Dans un article publié sur le site du Conseil constitutionnel en avril 2020, Jean Maïa, le secrétaire général de l’institution observe que la censure d’un cavalier suscite toujours « une forme d’incompréhension de l’auteur de l’amendement, qu’il s’agisse d’un parlementaire ou d’un ministre » […] lobbies ou parties intéressées dénoncent la censure comme arbitraire, en feignant d’en ignorer la raison », remarque-t-il. Quant à l’apport de la révision constitutionnelle de 2008 sur le contrôle des cavaliers, le secrétaire général indique qu’elle n’a fait que « consolider le socle constitutionnel de ce contrôle ». « L’ajout de cette mention (lien indirect NDLR) était en réalité au plus près de ce qu’énonçait déjà la jurisprudence constitutionnelle, à savoir la prohibition des cas où l’amendement est dépourvu de tout lien avec le texte initial ».
« Les Républicains sont dans un rôle politique »
Pour Jean-Philippe Derosier, Les Républicains « sont dans un rôle politique lorsqu’ils manifestent leur mécontentement.
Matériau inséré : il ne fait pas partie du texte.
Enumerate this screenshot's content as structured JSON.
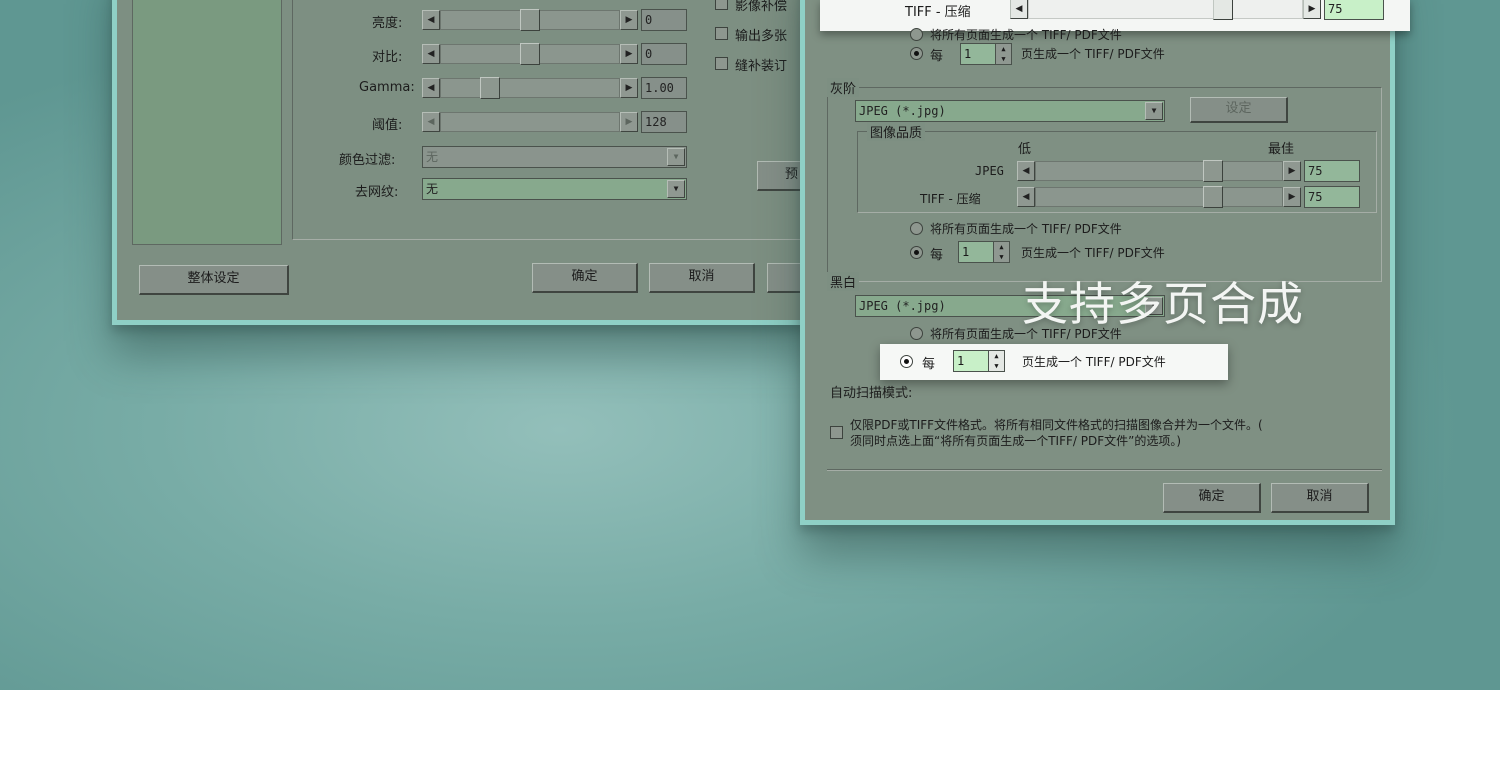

On ne les a pas attendus lorsque le Conseil avait censuré pour les mêmes motifs en 2015, 27 des 39 articles de la loi Taubira qui transposait dans le droit pénal des directives européennes. La loi immigration est arrivée au Sénat avec 27 articles, elle en est ressortie avec 86. J’ai tendance à dire que plus la dispersion du législateur est grande et plus le Conseil sera scrupuleux ».
« Le Conseil constitutionnel est là non pas pour rendre des services politiques, mais pour rendre une décision juridique », a martelé le président du Conseil constitutionnel, Laurent Fabius sur France Inter, ce vendredi.
Mathieu Carpentier note justement qu’en ne censurant seulement que trois articles sur le fond et 32 parce qu’ils n’avaient pas leur place dans le périmètre de ce texte, « le Conseil constitutionnel a évité de se prononcer sur le fond et ainsi s’est déchargé des questions difficiles et politiquement entachées. L’article 19 qui conditionnait la délivrance de certaines prestations sociales, cette forme de préférence nationale, aurait pu être censuré sur la base d’une remise en cause de l’alinéa 11 du préambule de 1946 qui garantit la protection e la santé à tout être humain », esquisse le constitutionnaliste.